JPYuki at 03:48 PM JST - 7th November
It is true that it is impossible to become fluent in Japanese in six months. I have been studying far longer than that and I still can't carry a conversation in Japanese! My problem is that I live in a community of English-speaking people. Fluency can only be achieved if a person lives among Japanese-speaking people. The six months of language training may not be enough, but it is a good and necessary step towards fluency, which they will hopefully work for when they start living in Japan.
nandakandamanda at 04:04 PM JST - 7th November
A perfect system. They work here for four years at minimal salary (being unqualified) and if they fail to get the national qualification they are sent back. New ones come in to fill their places. Cheap labor/labour forever in a rolling influx. Win/win situation for the hospitals.
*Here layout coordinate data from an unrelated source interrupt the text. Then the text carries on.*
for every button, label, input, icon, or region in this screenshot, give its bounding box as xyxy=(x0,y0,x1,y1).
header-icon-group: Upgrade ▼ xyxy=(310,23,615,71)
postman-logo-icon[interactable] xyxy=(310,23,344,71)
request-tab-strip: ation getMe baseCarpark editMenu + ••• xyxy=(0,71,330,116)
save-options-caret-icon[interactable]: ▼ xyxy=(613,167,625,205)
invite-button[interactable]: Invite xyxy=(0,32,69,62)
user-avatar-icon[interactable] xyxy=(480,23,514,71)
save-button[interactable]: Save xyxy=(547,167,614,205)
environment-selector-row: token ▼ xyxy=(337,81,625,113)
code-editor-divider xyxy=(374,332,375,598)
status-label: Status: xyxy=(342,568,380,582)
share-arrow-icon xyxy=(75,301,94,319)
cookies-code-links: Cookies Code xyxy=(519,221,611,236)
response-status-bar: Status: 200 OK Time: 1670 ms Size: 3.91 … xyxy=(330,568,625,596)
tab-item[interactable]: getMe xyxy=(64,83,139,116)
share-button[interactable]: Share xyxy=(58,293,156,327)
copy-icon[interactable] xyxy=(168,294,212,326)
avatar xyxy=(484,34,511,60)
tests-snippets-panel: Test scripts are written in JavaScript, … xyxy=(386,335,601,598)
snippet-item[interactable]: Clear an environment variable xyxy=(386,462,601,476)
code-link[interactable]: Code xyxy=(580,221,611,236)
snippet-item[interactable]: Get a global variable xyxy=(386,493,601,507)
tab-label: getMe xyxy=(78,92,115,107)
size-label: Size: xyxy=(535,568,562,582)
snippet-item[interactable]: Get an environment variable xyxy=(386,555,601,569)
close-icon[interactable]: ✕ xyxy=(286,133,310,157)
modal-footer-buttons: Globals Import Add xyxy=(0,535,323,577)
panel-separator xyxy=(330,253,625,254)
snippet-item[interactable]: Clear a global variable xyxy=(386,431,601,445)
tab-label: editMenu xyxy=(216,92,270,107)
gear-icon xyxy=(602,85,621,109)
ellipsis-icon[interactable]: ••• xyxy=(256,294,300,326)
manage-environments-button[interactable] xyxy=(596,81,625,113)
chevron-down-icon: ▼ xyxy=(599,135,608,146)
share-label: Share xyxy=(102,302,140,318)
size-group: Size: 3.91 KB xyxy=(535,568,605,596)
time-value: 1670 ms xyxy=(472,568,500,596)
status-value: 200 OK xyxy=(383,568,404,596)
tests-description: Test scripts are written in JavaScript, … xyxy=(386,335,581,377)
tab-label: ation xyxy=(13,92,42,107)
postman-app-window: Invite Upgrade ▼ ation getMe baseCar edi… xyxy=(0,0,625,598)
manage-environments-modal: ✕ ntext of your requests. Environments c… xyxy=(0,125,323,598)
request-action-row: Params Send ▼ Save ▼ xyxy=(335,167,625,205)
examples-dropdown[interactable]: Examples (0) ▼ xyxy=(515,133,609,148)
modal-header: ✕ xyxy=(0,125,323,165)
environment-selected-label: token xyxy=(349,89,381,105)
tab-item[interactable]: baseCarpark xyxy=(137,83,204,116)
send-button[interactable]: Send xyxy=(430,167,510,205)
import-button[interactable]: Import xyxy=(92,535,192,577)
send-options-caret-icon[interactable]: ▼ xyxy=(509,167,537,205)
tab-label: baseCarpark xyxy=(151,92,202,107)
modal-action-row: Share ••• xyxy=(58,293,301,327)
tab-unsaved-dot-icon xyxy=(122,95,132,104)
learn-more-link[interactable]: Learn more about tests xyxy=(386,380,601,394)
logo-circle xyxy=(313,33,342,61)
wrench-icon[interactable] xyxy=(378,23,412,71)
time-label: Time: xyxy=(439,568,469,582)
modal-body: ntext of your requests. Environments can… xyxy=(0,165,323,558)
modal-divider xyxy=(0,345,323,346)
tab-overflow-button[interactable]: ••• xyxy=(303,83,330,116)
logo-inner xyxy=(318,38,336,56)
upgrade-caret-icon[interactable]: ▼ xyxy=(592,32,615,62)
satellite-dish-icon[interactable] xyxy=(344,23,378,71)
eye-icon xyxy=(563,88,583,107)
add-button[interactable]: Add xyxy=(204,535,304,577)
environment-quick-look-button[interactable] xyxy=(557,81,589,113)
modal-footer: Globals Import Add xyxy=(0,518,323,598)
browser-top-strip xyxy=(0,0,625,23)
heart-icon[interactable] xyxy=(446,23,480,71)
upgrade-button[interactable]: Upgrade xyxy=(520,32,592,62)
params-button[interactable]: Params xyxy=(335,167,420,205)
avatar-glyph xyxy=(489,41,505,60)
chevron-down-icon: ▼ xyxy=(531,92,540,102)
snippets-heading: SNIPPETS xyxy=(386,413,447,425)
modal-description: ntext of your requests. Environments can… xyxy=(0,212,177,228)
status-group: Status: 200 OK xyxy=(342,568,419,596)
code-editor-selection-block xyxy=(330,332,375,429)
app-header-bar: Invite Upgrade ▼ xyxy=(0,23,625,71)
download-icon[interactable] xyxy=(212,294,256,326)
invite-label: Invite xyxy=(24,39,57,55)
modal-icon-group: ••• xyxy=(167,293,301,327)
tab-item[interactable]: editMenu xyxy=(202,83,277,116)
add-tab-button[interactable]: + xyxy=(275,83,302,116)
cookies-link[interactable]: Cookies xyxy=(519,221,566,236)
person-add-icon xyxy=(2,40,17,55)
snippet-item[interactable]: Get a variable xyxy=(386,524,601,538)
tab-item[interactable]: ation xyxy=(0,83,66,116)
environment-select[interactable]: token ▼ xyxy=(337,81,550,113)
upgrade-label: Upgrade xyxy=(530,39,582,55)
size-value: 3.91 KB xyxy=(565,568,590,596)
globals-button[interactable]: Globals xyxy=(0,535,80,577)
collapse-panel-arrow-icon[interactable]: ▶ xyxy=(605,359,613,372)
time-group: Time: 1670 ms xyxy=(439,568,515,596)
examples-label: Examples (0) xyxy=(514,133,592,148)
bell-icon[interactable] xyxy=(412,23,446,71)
mikihouse at 09:42 PM JST - 7th November
perfect system? barely. The truth is that the hospitals are in deep trouble because of accepting these foreign workers. The hospital has to pay for their apartment, their education, living expenses, plus they have to pay somebody to translate all files, medicines, patient chart and everything into English. It requires millions of yen just to support one caregiver and if they failed to pass then the hospital paid for nothing. The only reason why Japan is pretending to open its hospitals to foreigners is that the Japanese govt made a deal with countries like Indonesia and Phil for free trade or low taxes on Japanese products and in return will open their market to foreign labor. There are hundreds or thousands of nurses and caregiver in Japan who are unemployed but the govt is not helping them.
elbudamexicano at 10:34 PM JST - 7th November
Good luck Filipina nurses!
letstalk at 03:28 PM JST - 8th November
I beg to disagree, saitamakid. Every year the Philippines produces thousands of nursing graduates. (not including the thousands of Caregiver graduates, too) Recently, Canada opened its doors for some of them. But you see, there are just so many aspirants to a few limited slots that not everyone aims to be in an English-speaking country anymore. Although it could be the best option because Filipinos can speak/read/write English. Most graduates aims to go abroad because of better remuneration, way better than if they work in the Philippines. Anywhere.., simply for a better future for their families. And not because they belong to the bottom few.